Rachel Strickland from Interval Research
spoke about polylinear narratives in film, as something
to be created by the user.
The poster uses images from several of the narrative pieces in her "Portable Effects" project, in which Rachel has filmed several people talking about the objects they take with themselves every day, describing the contents of belongings such as wallets, purses and bags. Her talk outlined three environments or tools in which one might view related but discontinous pieces as bits of a narrative.
Durrell Bishop, creator of the now-famous project that
depicted an answering machine that used small marbles
as pointers for a kind of tangible messages.
He visited the lab and spoke about a number of his
recent design experiments.
The images here are Durrell's sketches for small 'tagged' objects used in his work to embody different kinds of information. His conceptual work is extremely interesting, made only more effective by his ability to build sketches (using a combination of hand-drawn images and Director) that describe the sometimes very abstract concepts that he's working on.
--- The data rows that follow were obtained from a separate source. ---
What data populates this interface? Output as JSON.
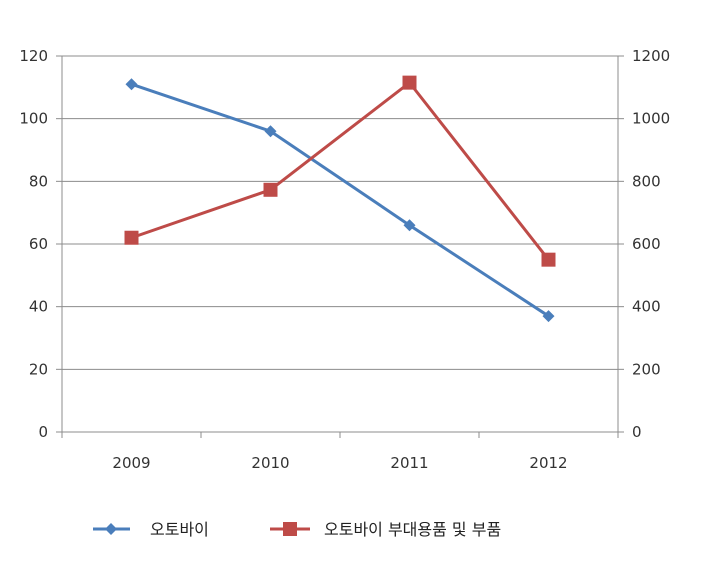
{
  "chart_data": {
    "type": "line",
    "categories": [
      "2009",
      "2010",
      "2011",
      "2012"
    ],
    "y_left": {
      "range": [
        0,
        120
      ],
      "ticks": [
        0,
        20,
        40,
        60,
        80,
        100,
        120
      ]
    },
    "y_right": {
      "range": [
        0,
        1200
      ],
      "ticks": [
        0,
        200,
        400,
        600,
        800,
        1000,
        1200
      ]
    },
    "grid": true,
    "legend_position": "bottom",
    "series": [
      {
        "name": "오토바이",
        "axis": "left",
        "marker": "diamond",
        "color": "#4a7ebb",
        "values": [
          111,
          96,
          66,
          37
        ]
      },
      {
        "name": "오토바이 부대용품 및 부품",
        "axis": "right",
        "marker": "square",
        "color": "#be4b48",
        "values": [
          620,
          773,
          1115,
          550
        ]
      }
    ]
  }
}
Ellen Lupton has written several books and is curator of contemporary
design at the Cooper-Hewitt. She spoke about typography and work
appearing the the upcoming 2000 National Design Triennial.
The image is a photograph I shot of coloring as it dispersed in water. I was after an old school engineering textbook feel.
The final talk in the series was from Aaron Betsky, who curates
Architecture, Design and Digital Projects at the SF MOMA. He came
by the lab and gave a talk under the same name as his upcoming book.
The image is a satellite photograph of Los Angeles redone as a flame after being crumpled and placed on a scanner.